ScHoolboy Q “Blessed” (2012)
“Blessed” is still one of the finest songs of ScHoolboy Q’s career. It’s as reflective as it is inspirational. Motivational, even – offering listeners to take solace in the good things that they have and to make strides instead of dwelling in a world of negativity. Q delivers to equally potent verses of reflection before he passes the baton to Kendrick, who masterfully takes it home.
“Yes, my nigga, you’re blessed, take advantage, do your best, my nigga / Don’t stress, you was granted everything inside this planet, anything you imagine, you possess my nigga” is the greatest affirmation anyone who’s going through it could hear. It may not be as earth shattering as a few other verses we're mentioning, but it’s passion and poignancy perhaps make it as just as potent.
Nipsey Hussle “Dedication” (2018)
Nipsey Hussle’s "Victory Lap" may go down as one of the best hip hop albums of the last decade. It’s filled with stories of success, constant motivation, and the dreams of a visionary who’s proper purpose in his music was to spread knowledge and wealth to his people. That’s why this collaboration with Kendrick Lamar is so special. Lamar, also a testament to success through dedication, has become one of the biggest hip hop artists today through his own hard work and talent.
Kendrick’s “Dedication” verse is full of appreciation and admiration for Nipsey, in a way that’s rare in the ultra competitive environment of hip hop. The egos and hyper-aggressive bars are exchanged for bars of acknowledgement and gratitude for an artist like Nipsey who preaches about “flourishing from the streets to black businesses,” knowing it’s what so much of the Black youth needs to hear.
Big Sean “Control” (2013)
It was only a matter of time until we reached the verse that opened up the ground beneath hip hop and swallowed the entire game whole.
When it’s said and done, this will go down as the most infamous verse of Kendrick Lamar’s career. A verse that stopped the internet, a verse that pushed rappers to wake up from their lofty thrones and put pens to pads. That got Phil Jackson to react and Business Insider to proclaim that this is the only thing in hip hop that anyone’s talking about.

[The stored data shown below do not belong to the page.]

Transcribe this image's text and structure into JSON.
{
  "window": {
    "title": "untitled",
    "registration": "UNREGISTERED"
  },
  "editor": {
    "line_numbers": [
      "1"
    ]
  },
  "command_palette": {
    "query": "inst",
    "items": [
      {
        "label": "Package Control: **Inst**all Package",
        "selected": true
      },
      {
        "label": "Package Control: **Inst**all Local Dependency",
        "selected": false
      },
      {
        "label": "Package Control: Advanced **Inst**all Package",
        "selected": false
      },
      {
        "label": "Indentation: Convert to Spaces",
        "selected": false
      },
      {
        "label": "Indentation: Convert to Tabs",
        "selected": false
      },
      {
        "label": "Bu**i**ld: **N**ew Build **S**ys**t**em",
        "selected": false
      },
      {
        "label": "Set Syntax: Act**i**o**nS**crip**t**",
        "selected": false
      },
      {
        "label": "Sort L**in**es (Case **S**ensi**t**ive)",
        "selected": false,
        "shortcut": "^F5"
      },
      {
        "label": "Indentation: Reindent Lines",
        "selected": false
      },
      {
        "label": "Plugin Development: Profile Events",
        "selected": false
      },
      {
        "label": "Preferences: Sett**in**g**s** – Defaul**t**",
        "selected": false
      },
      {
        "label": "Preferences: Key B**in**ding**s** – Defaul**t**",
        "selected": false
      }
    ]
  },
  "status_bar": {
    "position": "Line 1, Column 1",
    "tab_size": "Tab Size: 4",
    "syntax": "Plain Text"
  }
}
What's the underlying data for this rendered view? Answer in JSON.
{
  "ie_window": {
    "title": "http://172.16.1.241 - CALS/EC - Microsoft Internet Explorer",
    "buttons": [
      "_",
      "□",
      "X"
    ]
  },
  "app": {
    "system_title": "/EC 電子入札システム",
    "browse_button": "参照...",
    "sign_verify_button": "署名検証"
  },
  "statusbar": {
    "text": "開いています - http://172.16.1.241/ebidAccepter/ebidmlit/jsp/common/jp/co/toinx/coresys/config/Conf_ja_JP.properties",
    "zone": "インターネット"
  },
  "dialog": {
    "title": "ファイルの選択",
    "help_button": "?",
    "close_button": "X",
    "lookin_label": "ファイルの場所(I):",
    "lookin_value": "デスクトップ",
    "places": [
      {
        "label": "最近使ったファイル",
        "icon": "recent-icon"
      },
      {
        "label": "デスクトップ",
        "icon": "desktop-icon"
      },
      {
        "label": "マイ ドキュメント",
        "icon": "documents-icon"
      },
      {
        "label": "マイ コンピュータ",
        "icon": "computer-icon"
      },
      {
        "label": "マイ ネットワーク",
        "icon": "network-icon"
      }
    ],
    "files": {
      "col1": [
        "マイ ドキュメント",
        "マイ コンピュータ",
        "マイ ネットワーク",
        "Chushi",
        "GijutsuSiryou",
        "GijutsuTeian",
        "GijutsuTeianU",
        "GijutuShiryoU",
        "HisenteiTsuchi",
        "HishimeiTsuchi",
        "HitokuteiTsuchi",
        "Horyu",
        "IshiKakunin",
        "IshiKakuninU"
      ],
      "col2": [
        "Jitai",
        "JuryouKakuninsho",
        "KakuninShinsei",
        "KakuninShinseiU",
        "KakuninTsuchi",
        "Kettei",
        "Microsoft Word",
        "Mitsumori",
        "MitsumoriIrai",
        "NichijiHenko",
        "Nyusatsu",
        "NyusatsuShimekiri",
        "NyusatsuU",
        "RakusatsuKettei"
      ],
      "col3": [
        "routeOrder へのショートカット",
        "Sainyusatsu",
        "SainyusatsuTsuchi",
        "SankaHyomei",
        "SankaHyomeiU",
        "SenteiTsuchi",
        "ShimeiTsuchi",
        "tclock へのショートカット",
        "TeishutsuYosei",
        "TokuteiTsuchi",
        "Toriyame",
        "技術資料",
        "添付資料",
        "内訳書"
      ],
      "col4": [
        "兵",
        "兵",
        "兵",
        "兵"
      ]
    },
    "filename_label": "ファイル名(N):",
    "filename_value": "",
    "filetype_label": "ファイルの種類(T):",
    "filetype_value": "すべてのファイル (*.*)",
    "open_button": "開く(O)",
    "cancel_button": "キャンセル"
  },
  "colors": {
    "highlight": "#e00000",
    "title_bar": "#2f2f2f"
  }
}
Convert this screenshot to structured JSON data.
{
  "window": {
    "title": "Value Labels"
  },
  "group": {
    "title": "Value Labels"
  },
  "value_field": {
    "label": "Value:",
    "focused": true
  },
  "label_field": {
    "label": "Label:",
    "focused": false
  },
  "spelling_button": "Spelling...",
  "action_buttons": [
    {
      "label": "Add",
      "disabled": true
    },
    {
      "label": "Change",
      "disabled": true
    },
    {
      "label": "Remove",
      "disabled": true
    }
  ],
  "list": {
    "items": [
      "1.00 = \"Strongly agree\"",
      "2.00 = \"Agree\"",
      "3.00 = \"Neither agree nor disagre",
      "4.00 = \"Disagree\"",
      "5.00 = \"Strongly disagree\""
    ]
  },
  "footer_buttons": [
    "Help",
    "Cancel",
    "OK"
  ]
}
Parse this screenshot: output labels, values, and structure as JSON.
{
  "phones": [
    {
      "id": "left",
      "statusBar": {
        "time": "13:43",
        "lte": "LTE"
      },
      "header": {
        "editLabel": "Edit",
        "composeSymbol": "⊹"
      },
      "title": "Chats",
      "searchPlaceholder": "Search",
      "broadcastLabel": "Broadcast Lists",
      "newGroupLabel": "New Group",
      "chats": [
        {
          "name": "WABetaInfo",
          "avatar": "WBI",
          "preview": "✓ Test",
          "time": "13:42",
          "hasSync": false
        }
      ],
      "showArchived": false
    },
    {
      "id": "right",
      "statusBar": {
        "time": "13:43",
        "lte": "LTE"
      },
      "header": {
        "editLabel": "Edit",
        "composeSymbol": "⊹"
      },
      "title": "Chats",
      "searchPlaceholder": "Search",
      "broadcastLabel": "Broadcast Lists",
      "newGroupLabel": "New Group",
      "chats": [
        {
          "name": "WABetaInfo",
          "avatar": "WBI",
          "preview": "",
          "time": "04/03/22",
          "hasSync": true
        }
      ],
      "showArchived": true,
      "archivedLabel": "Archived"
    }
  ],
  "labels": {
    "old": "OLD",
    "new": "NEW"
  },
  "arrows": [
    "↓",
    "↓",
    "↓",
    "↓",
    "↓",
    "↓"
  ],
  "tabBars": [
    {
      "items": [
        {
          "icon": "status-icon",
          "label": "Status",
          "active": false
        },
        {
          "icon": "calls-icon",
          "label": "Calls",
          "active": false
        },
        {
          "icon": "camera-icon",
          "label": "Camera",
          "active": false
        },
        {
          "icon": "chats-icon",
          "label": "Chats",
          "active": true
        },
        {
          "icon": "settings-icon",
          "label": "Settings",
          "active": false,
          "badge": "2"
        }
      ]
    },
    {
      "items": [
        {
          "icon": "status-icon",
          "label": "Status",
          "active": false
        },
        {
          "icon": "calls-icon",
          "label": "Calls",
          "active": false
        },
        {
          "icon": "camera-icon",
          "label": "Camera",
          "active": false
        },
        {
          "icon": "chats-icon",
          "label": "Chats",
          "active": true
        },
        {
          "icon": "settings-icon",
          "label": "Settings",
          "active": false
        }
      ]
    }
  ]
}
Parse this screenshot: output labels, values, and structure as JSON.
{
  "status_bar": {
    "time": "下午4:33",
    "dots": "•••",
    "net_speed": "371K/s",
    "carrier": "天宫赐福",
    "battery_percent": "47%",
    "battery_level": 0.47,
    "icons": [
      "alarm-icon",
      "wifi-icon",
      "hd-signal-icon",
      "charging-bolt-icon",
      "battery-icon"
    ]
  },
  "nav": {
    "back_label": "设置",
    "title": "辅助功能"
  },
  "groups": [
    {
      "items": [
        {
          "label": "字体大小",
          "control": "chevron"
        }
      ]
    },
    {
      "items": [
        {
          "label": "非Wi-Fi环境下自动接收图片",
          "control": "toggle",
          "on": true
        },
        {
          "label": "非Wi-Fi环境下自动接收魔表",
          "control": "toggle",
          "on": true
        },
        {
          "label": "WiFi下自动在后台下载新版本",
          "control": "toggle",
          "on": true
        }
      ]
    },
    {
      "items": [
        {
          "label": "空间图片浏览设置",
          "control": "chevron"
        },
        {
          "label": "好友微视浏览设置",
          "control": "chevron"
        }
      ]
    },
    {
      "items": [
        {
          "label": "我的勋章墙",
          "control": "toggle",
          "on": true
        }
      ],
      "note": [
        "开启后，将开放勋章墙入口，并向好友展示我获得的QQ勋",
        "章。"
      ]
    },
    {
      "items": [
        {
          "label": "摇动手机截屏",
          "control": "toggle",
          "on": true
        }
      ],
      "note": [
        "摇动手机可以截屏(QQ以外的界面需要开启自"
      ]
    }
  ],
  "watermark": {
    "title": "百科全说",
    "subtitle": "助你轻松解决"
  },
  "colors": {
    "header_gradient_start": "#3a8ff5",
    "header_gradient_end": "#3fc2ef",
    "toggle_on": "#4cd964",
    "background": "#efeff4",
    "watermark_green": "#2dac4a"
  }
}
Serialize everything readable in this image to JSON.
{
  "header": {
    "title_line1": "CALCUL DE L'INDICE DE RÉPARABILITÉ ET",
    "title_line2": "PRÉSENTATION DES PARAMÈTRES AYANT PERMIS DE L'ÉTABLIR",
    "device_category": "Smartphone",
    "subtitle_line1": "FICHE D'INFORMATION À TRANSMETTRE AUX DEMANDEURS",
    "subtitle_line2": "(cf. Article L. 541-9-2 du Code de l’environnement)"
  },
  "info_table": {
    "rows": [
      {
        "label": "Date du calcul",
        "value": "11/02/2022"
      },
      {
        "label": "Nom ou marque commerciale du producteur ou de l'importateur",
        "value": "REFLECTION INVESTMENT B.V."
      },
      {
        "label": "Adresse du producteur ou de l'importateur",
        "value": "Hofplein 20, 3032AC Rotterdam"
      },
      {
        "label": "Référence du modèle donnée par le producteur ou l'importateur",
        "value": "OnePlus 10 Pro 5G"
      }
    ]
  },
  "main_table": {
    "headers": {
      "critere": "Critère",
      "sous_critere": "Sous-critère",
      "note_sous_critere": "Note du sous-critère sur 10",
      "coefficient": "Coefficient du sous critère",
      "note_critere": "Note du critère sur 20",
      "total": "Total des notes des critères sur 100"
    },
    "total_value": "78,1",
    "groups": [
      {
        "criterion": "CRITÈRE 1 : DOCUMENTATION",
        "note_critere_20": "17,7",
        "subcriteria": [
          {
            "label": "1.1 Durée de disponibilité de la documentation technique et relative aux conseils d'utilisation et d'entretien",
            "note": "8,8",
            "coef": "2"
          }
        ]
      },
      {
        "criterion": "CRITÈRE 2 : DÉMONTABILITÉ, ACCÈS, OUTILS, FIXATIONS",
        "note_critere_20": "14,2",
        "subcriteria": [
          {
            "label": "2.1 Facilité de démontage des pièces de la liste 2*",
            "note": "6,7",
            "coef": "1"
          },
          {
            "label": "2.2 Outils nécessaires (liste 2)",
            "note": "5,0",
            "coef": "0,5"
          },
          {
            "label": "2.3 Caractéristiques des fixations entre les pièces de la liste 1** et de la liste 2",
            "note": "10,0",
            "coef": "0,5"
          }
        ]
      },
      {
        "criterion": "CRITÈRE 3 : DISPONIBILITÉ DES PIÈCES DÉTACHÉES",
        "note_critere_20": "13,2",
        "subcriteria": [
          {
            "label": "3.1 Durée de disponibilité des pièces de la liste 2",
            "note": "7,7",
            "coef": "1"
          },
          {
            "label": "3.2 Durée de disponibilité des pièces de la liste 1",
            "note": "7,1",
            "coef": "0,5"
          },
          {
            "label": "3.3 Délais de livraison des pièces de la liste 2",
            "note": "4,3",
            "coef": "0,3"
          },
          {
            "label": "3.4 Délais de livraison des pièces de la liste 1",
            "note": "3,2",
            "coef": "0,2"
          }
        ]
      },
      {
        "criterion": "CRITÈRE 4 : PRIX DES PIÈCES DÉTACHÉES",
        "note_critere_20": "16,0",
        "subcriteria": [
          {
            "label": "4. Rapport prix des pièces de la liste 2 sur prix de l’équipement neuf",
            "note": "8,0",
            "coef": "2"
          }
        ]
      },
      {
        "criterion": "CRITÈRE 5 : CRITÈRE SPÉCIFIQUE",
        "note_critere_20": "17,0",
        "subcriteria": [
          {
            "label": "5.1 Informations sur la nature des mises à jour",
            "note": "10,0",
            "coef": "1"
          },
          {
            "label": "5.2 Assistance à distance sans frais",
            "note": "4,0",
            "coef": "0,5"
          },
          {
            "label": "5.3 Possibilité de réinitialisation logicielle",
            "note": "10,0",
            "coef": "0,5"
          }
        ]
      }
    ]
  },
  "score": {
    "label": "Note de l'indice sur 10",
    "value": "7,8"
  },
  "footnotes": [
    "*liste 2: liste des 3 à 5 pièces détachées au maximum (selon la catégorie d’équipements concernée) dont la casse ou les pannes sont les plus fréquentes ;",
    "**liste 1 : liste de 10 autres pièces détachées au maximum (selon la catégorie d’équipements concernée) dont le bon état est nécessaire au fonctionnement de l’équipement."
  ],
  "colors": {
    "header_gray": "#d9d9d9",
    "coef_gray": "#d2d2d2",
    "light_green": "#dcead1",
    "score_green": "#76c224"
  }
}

The verse stands as less of a diss and more of a declaration to rappers to step their game up. A seizing of the throne instead of waiting to be crowned. Kendrick Lamar was shooting at a high efficiency before this, but this verse is without a doubt his 81 point game.
Pusha T “Nosetalgia” (2013)
If the “Control” verse was the statement, Kendrick Lamar’s verse on “Nosetalgia” added the exclamation point on his incredible post-"good kid, m.A.A.d city" run. In fact, it may be like five.
"My Name Is My Name" is filled with heavyweights like Jeezy, Rick Ross, Kanye West, 2 Chainz, and Big Sean – not to mention Pusha T himself is a top shelf MC. However, Kendrick finds a way to smoke them all. He meets Pusha T on his own dark, gritty turf and excels at his own drug-dealing game, creating pure white poetry from tales of his own childhood.
Both artists delivered on this track, but it’s the combination of metaphors, stories, lyrics and dark intensity that keep you hung on Kendrick’s every word. He brazenly ends his verse with the incredible double entendre, “Go figure motherfucker, every verse is a brick. Your son dope, nigga!” and it was unanimous that hip hop officially found it’s new king.